Du Bois writes in a style that will strike today's reader as remarkably humble regarding his race.  His ideas at the time, however, were far from mild.  Booker T. Washington was the leading black voice of his day, and he advocated social policies of "separate but equal" standing among the races, working to ensure blacks had access to trade schools and agricultural policies that would provide the race an opportunity to accrew financial and social standing before moving towards integration.  Du Bois, however, was adamantly opposed to Jim Crow and segregation, challenging that equal rights are essential to the progression of African-American, and ultimately American, society. The Souls of Black Folk laid the groundwork for the Civil Rights Movement that ensued a half-century later.

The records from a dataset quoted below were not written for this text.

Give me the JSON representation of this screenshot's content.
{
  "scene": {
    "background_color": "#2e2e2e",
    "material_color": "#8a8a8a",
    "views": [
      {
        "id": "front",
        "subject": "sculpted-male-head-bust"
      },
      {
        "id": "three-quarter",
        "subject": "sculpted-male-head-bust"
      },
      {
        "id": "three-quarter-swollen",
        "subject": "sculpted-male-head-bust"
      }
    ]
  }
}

The book is well-written, and provides insight into the challenges afflicting African-Americans in the South over a century ago.  Sadly, many of the same issues remain.  While legislated racism fell during the civil rights movement (Though some are pointedly calling the wave of Arizona-style immigration legislation "Juan Crowe"), racism and disparities still remain a blight on our country.   The overt, explicit racism of a generation ago is slowly dying away, but it is being replaced with a much more insidious implicit racism that is often imperceptible by its perpetrators.  Implicit racism occurs in subconcious attitudes that we hold that affect the way we treat other races.  For instance, while I would never use an ethnic slur (I am far too P.C. for that), I will (unconsciously) apply an unfair stereotype to an obese, slightly unkempt African-American patient with a chief complaint of "abdominal pain."  While I may not perceive my racism, the patient suredly will.

Du Bois's topics range from reconstruction to education, and he does a masterful job of using story to convey injustice.  The book also details some history I find interesting, none more than the last chapter which provides an anthropological history of the "Negro Spiritual."  Another essay details the conflicted grief he suffers in the death of his child, whom was denied entry to an all-white hospital before succumbing to illness.  Importantly, Du Bois introduces the concept of "the Veil" through which blacks separated from the general population and a common symbol employed in African-American discourse.